Oxidation products of proteins in plasma of newborns reflect damage inflicted by O2 supplementation and correlate with gestational age

Abstract

Treatment of neonates, and especially preterm newborns, with supplementary O₂, can result in oxidative stress and both short- and long-term health complications. Oxidation products formed on proteins, which are the principal targets of reactive species in plasma, can be used to assess damage arising from O₂ therapy. We hypothesized that this may be particularly relevant for preterm neonates. Oxidation products formed on proteins in the plasma of term and preterm newborns were quantified to assess their possible use as biomarkers. Plasma samples from 114 term and preterm neonates with and without O₂ supplementation (fraction of inspired oxygen, FiO₂ > 21 % and 21 %, respectively) were analyzed. Total protein content and protein carbonyls were determined spectrophotometrically, whilst specific oxidation products from Tyr, Trp and Met were quantified using liquid chromatography coupled to mass detection (LC-MS). Kynurenine (Kyn), N-formylkynurenine (NFKyn), dihydroxydiphenylalanine (DOPA), 3-nitrotyrosine (3-NTyr), methionine sulfoxide (MetSO) and di-tyrosine (di-Tyr) were assessed in their protein-bound form. Alcohols, hydroperoxides and dimers of Trp were also investigated. Carbonyl groups, as well as 3-NTyr and MetSO, showed statistical differences between term and preterm neonates.

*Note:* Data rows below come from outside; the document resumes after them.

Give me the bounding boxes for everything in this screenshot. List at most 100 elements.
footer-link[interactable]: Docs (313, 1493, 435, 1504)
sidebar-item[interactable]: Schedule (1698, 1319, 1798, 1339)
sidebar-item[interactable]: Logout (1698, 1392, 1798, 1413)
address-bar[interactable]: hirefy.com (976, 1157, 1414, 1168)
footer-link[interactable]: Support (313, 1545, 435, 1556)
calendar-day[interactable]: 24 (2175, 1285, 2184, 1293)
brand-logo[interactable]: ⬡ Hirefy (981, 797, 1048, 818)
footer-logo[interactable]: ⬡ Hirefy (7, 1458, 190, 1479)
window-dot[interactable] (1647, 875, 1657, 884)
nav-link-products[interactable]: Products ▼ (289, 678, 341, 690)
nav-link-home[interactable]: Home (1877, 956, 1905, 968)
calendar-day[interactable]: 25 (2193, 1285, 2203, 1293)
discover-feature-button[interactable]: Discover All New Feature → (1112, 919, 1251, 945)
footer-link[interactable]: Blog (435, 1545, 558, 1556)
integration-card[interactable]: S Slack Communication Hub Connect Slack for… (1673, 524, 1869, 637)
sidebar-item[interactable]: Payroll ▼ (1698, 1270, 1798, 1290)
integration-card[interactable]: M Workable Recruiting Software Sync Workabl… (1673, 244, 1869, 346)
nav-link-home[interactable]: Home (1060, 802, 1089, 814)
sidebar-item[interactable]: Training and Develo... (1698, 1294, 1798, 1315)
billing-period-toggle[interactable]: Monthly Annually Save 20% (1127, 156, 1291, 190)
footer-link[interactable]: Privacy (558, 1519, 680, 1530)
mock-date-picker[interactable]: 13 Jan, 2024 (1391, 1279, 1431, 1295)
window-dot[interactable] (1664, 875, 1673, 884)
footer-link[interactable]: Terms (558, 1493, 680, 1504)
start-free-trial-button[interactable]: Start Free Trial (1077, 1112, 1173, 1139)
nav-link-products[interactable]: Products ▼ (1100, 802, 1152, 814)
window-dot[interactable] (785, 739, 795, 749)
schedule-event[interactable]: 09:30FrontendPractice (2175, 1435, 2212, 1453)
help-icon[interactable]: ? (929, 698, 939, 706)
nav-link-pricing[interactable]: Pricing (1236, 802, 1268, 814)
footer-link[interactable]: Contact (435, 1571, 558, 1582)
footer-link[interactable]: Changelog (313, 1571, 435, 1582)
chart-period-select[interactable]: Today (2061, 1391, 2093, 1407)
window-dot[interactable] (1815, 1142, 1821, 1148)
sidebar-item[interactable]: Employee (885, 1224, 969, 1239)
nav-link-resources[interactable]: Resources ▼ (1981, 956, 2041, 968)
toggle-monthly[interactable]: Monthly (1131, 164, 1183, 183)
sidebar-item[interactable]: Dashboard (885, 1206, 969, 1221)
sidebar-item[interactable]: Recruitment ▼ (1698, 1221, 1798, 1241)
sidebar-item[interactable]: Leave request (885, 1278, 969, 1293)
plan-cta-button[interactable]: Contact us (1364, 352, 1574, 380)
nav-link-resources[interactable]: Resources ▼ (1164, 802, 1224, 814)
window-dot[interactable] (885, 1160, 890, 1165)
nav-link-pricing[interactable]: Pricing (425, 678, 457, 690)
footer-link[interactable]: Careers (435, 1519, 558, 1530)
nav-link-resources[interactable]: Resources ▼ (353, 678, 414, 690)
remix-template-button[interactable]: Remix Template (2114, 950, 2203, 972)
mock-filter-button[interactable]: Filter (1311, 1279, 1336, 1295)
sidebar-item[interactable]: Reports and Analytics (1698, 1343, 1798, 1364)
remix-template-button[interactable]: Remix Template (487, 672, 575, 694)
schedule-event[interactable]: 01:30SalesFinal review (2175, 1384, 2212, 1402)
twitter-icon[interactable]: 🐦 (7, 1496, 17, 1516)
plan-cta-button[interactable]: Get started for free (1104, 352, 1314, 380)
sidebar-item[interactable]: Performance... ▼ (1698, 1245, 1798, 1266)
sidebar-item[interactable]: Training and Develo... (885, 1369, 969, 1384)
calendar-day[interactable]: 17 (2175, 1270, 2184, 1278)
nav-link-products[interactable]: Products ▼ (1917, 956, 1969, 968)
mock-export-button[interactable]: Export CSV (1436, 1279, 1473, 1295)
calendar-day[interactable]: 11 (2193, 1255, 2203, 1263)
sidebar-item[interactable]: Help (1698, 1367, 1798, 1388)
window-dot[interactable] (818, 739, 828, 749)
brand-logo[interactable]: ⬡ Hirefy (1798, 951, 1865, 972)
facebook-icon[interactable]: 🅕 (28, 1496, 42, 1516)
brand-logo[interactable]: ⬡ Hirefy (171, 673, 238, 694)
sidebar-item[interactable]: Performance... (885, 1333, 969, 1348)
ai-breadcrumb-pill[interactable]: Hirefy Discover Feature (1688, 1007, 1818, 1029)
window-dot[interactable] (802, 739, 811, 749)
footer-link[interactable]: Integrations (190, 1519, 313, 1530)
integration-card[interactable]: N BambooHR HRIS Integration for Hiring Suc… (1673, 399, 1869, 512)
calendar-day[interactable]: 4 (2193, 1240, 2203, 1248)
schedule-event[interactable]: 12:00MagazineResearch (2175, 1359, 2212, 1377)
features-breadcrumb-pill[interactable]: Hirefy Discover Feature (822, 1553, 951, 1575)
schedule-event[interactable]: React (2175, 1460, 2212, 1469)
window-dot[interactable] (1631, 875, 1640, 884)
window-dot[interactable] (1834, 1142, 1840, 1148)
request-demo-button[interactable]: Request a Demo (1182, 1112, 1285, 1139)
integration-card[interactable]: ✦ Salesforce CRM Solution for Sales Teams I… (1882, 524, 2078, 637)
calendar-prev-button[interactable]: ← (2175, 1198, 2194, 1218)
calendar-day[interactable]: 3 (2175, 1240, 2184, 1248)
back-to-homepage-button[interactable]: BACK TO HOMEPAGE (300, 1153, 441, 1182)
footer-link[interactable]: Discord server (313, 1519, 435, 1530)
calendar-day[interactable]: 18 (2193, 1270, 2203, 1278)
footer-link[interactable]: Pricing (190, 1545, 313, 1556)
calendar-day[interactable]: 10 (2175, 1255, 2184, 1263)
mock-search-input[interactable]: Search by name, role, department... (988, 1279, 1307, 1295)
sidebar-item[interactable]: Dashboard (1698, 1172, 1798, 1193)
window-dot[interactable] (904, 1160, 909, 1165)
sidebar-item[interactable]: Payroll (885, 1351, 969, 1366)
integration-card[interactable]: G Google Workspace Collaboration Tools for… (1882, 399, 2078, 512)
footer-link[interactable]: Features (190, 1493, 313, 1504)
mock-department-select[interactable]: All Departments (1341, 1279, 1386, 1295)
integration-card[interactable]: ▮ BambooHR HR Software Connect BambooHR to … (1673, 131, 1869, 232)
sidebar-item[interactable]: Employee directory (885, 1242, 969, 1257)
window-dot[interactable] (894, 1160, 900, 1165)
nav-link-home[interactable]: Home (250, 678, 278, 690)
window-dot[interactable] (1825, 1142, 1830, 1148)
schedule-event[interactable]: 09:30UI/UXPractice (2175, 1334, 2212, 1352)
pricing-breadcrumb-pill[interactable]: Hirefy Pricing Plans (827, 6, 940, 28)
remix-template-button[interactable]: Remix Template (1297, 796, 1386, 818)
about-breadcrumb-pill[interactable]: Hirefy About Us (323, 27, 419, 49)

However, only MetSO was sensitive to O₂ supplementation in both term and preterm subjects. The plasma levels of these products showed an inverse association with gestational age. The advantages and limitations of these products as biomarkers of protein oxidation, and the experimental procedures needed to quantify these accurately, should be considered when designing future clinical investigations.